When I enter my code, I don't get any output nor do I get any errors.
I have tried almost all the other answers to this question, but none have worked for me.
<--HTML Code-->
<span class="Trsdu(0.3s) Fw(b) Fz(36px) Mb(-4px) D(ib)" data-reactid="34">197.00</span>
#Python Script
my_url = "https://finance.yahoo.com/quote/AAPL?p=AAPL&.tsrc=fin-srch"
u_client = u_req(my_url)
page_html = u_client.read()
u_client.close()
page_soup = soup(page_html, "html.parser")
container = page_soup.find('span', {"data-reactid":'34'})
I would like to get the output of "197.00" (real time price of the stock) as the output.
Upvotes: 3
Views: 1667
Reputation: 22440
You can fetch that in number of ways. Here is one of them:
import requests
from bs4 import BeautifulSoup
res = requests.get('https://finance.yahoo.com/quote/AAPL')

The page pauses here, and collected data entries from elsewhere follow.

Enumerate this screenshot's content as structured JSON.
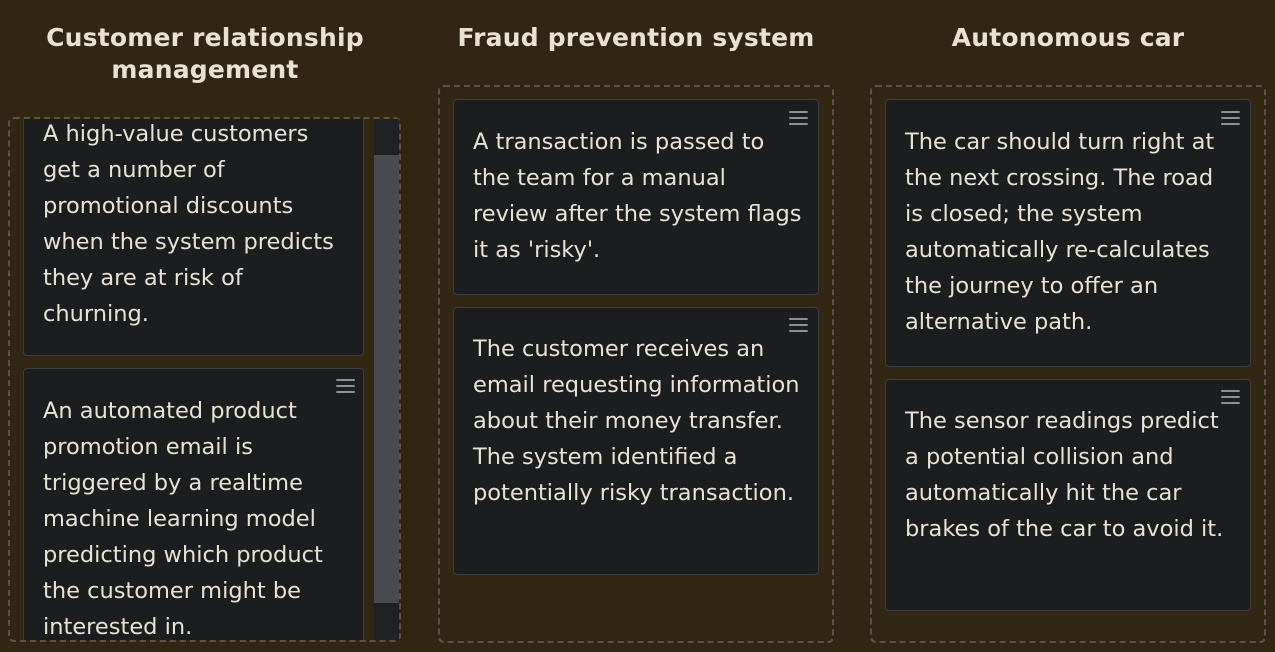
{
  "columns": [
    {
      "title": "Customer relationship management",
      "cards": [
        {
          "text": "A high-value customers get a number of promotional discounts when the system predicts they are at risk of churning."
        },
        {
          "text": "An automated product promotion email is triggered by a realtime machine learning model predicting which product the customer might be interested in."
        }
      ]
    },
    {
      "title": "Fraud prevention system",
      "cards": [
        {
          "text": "A transaction is passed to the team for a manual review after the system flags it as 'risky'."
        },
        {
          "text": "The customer receives an email requesting information about their money transfer. The system identified a potentially risky transaction."
        }
      ]
    },
    {
      "title": "Autonomous car",
      "cards": [
        {
          "text": "The car should turn right at the next crossing. The road is closed; the system automatically re-calculates the journey to offer an alternative path."
        },
        {
          "text": "The sensor readings predict a potential collision and automatically hit the car brakes of the car to avoid it."
        }
      ]
    }
  ],
  "colors": {
    "background": "#302611",
    "card": "#1c1d1f",
    "text": "#e6e2d6",
    "title": "#e9e2cf",
    "dashed_border": "#5b5245"
  },
  "icons": {
    "drag_handle": "hamburger-icon"
  }
}
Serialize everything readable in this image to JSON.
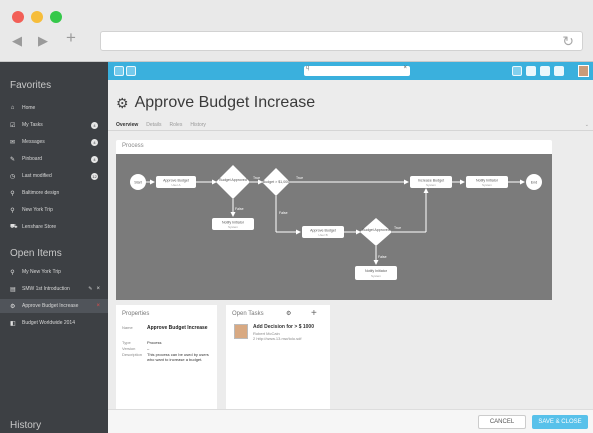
{
  "sidebar": {
    "favorites_title": "Favorites",
    "favorites": [
      {
        "label": "Home",
        "icon": "home-icon",
        "badge": ""
      },
      {
        "label": "My Tasks",
        "icon": "tasks-icon",
        "badge": "4"
      },
      {
        "label": "Messages",
        "icon": "messages-icon",
        "badge": "4"
      },
      {
        "label": "Pinboard",
        "icon": "pin-icon",
        "badge": "4"
      },
      {
        "label": "Last modified",
        "icon": "clock-icon",
        "badge": "12"
      },
      {
        "label": "Baltimore design",
        "icon": "search-icon",
        "badge": ""
      },
      {
        "label": "New York Trip",
        "icon": "search-icon",
        "badge": ""
      },
      {
        "label": "Lenshare Store",
        "icon": "cart-icon",
        "badge": ""
      }
    ],
    "open_items_title": "Open Items",
    "open_items": [
      {
        "label": "My New York Trip",
        "icon": "search-icon"
      },
      {
        "label": "SMW 1st Introduction",
        "icon": "doc-icon"
      },
      {
        "label": "Approve Budget Increase",
        "icon": "gear-icon"
      },
      {
        "label": "Budget Worldwide 2014",
        "icon": "chart-icon"
      }
    ],
    "history_title": "History"
  },
  "toolbar": {
    "search_icon": "q",
    "clear_icon": "×"
  },
  "main": {
    "title": "Approve Budget Increase",
    "tabs": [
      "Overview",
      "Details",
      "Roles",
      "History"
    ],
    "process_title": "Process"
  },
  "process": {
    "nodes": {
      "start": "Start",
      "approve1": "Approve Budget",
      "approve1_sub": "User A",
      "budget_approved1": "Budget Approved",
      "budget_gt": "Budget > $1,000",
      "increase": "Increase Budget",
      "increase_sub": "System",
      "notify1": "Notify Initiator",
      "notify1_sub": "System",
      "end": "End",
      "notify2": "Notify Initiator",
      "notify2_sub": "System",
      "approve2": "Approve Budget",
      "approve2_sub": "User B",
      "budget_approved2": "Budget Approved",
      "notify3": "Notify Initiator",
      "notify3_sub": "System"
    },
    "edge_labels": {
      "true": "True",
      "false": "False"
    }
  },
  "properties": {
    "title": "Properties",
    "rows": [
      {
        "k": "Name",
        "v": "Approve Budget Increase"
      },
      {
        "k": "Type",
        "v": "Process"
      },
      {
        "k": "Version",
        "v": "–"
      },
      {
        "k": "Description",
        "v": "This process can be used by users who want to increase a budget."
      }
    ]
  },
  "open_tasks": {
    "title": "Open Tasks",
    "task_title": "Add Decision for > $ 1000",
    "task_line2": "Robert McCain",
    "task_line3": "2 http://www.13.mw/iolo.sdf"
  },
  "footer": {
    "cancel": "CANCEL",
    "save": "SAVE & CLOSE"
  }
}
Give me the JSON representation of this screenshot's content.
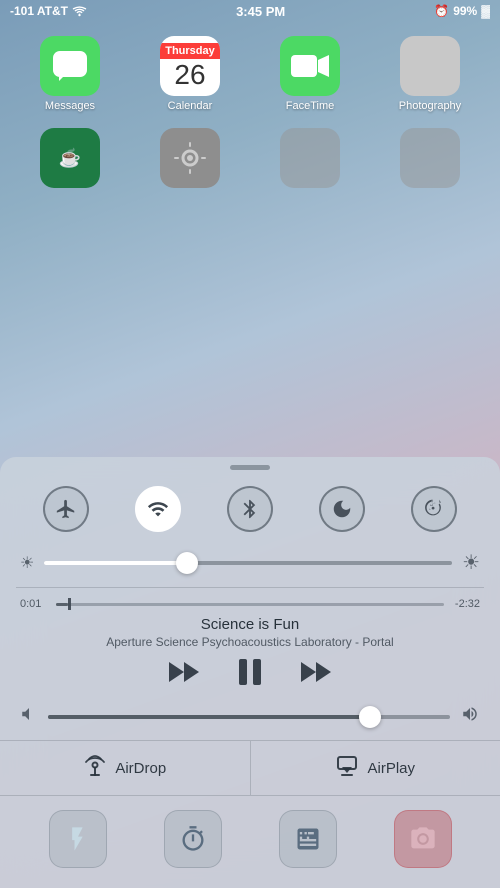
{
  "statusBar": {
    "carrier": "-101 AT&T",
    "time": "3:45 PM",
    "battery": "99%",
    "batteryIcon": "🔋",
    "alarmIcon": "⏰"
  },
  "appGrid": {
    "row1": [
      {
        "id": "messages",
        "label": "Messages"
      },
      {
        "id": "calendar",
        "label": "Calendar",
        "dayName": "Thursday",
        "dayNum": "26"
      },
      {
        "id": "facetime",
        "label": "FaceTime"
      },
      {
        "id": "photography",
        "label": "Photography"
      }
    ],
    "row2": [
      {
        "id": "starbucks",
        "label": ""
      },
      {
        "id": "settings",
        "label": ""
      },
      {
        "id": "gray1",
        "label": ""
      },
      {
        "id": "gray2",
        "label": ""
      }
    ]
  },
  "controlCenter": {
    "toggles": [
      {
        "id": "airplane",
        "label": "Airplane Mode",
        "symbol": "✈",
        "active": false
      },
      {
        "id": "wifi",
        "label": "Wi-Fi",
        "symbol": "wifi",
        "active": true
      },
      {
        "id": "bluetooth",
        "label": "Bluetooth",
        "symbol": "bt",
        "active": false
      },
      {
        "id": "donotdisturb",
        "label": "Do Not Disturb",
        "symbol": "🌙",
        "active": false
      },
      {
        "id": "rotation",
        "label": "Rotation Lock",
        "symbol": "rot",
        "active": false
      }
    ],
    "brightness": {
      "value": 35,
      "minLabel": "☀",
      "maxLabel": "☀"
    },
    "music": {
      "currentTime": "0:01",
      "totalTime": "-2:32",
      "progressPercent": 3,
      "title": "Science is Fun",
      "artist": "Aperture Science Psychoacoustics Laboratory - Portal",
      "controls": {
        "rewind": "⏮",
        "pause": "⏸",
        "forward": "⏭"
      }
    },
    "volume": {
      "value": 80,
      "minIcon": "🔇",
      "maxIcon": "🔊"
    },
    "services": [
      {
        "id": "airdrop",
        "label": "AirDrop",
        "icon": "airdrop"
      },
      {
        "id": "airplay",
        "label": "AirPlay",
        "icon": "airplay"
      }
    ],
    "tools": [
      {
        "id": "flashlight",
        "label": "Flashlight",
        "icon": "flashlight",
        "active": false
      },
      {
        "id": "timer",
        "label": "Timer",
        "icon": "timer",
        "active": false
      },
      {
        "id": "calculator",
        "label": "Calculator",
        "icon": "calculator",
        "active": false
      },
      {
        "id": "camera",
        "label": "Camera",
        "icon": "camera",
        "active": true
      }
    ]
  }
}
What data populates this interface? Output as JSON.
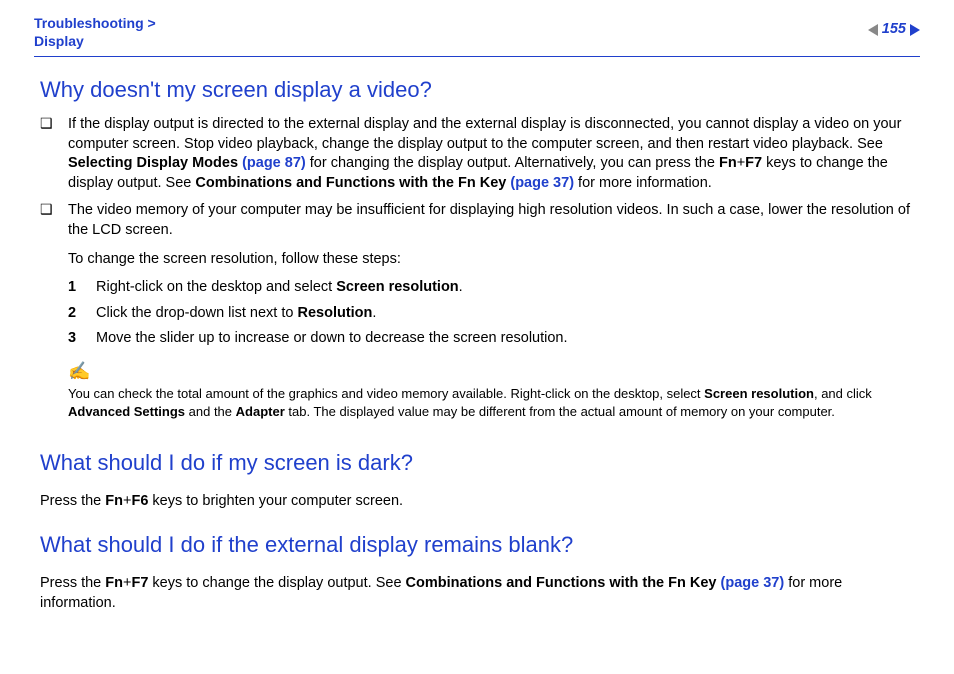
{
  "breadcrumb": {
    "top": "Troubleshooting >",
    "sub": "Display"
  },
  "page_number": "155",
  "h1": "Why doesn't my screen display a video?",
  "b1": {
    "t1": "If the display output is directed to the external display and the external display is disconnected, you cannot display a video on your computer screen. Stop video playback, change the display output to the computer screen, and then restart video playback. See ",
    "b1": "Selecting Display Modes ",
    "l1": "(page 87)",
    "t2": " for changing the display output. Alternatively, you can press the ",
    "b2": "Fn",
    "plus1": "+",
    "b3": "F7",
    "t3": " keys to change the display output. See ",
    "b4": "Combinations and Functions with the Fn Key ",
    "l2": "(page 37)",
    "t4": " for more information."
  },
  "b2": {
    "t1": "The video memory of your computer may be insufficient for displaying high resolution videos. In such a case, lower the resolution of the LCD screen.",
    "t2": "To change the screen resolution, follow these steps:"
  },
  "steps": {
    "n1": "1",
    "s1a": "Right-click on the desktop and select ",
    "s1b": "Screen resolution",
    "s1c": ".",
    "n2": "2",
    "s2a": "Click the drop-down list next to ",
    "s2b": "Resolution",
    "s2c": ".",
    "n3": "3",
    "s3": "Move the slider up to increase or down to decrease the screen resolution."
  },
  "note": {
    "t1": "You can check the total amount of the graphics and video memory available. Right-click on the desktop, select ",
    "b1": "Screen resolution",
    "t2": ", and click ",
    "b2": "Advanced Settings",
    "t3": " and the ",
    "b3": "Adapter",
    "t4": " tab. The displayed value may be different from the actual amount of memory on your computer."
  },
  "h2": "What should I do if my screen is dark?",
  "p2": {
    "a": "Press the ",
    "b1": "Fn",
    "plus": "+",
    "b2": "F6",
    "c": " keys to brighten your computer screen."
  },
  "h3": "What should I do if the external display remains blank?",
  "p3": {
    "a": "Press the ",
    "b1": "Fn",
    "plus": "+",
    "b2": "F7",
    "c": " keys to change the display output. See ",
    "b3": "Combinations and Functions with the Fn Key ",
    "l": "(page 37)",
    "d": " for more information."
  }
}
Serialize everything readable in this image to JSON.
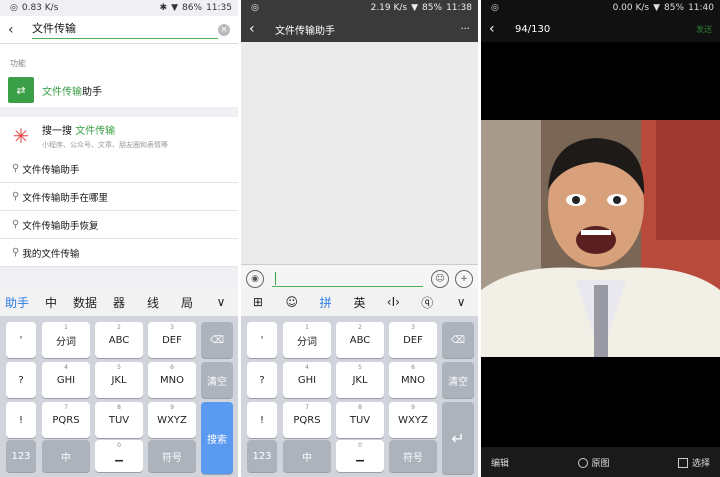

soup = BeautifulSoup(res.text, 'lxml')
price = soup.select_one('#quote-market-notice').find_all_previous()[2].text
print(price)
Another way:
price = soup.select_one("[class*='smartphone_Mt'] span").text
print(price)
Upvotes: 3
Reputation: 295
I opened the URL in chrome and pressed F12. Clicking on the network tab revealed this query from the page: https://query1.finance.yahoo.com/v8/finance/chart/AAPL?region=US&lang=en-US&includePrePost=false&interval=2m&range=1d&corsDomain=finance.yahoo.com&.tsrc=finance
I would suggest exploring the underlying AJAX calls which appear to present a nicely formatted JSON result and looking at the URL a number of params you can modify.
Upvotes: 0
Reputation: 84465
Given that data-reactid can change I would use a unique class to select. Selecting by class is also faster.
import requests
from bs4 import BeautifulSoup as bs
r = requests.get('https://finance.yahoo.com/quote/AAPL/')
soup = bs(r.content, 'lxml')
print(soup.select_one('.Mb\(-4px\)').text)
Upvotes: 0
Reputation: 11
Somehow the data-reactid is changed to 14 when reading the url.
page_soup = soup(page_html, "html.parser")
container = page_soup.find('span', {"data-reactid":'14'})
if container:
print(container.text)
Upvotes: 1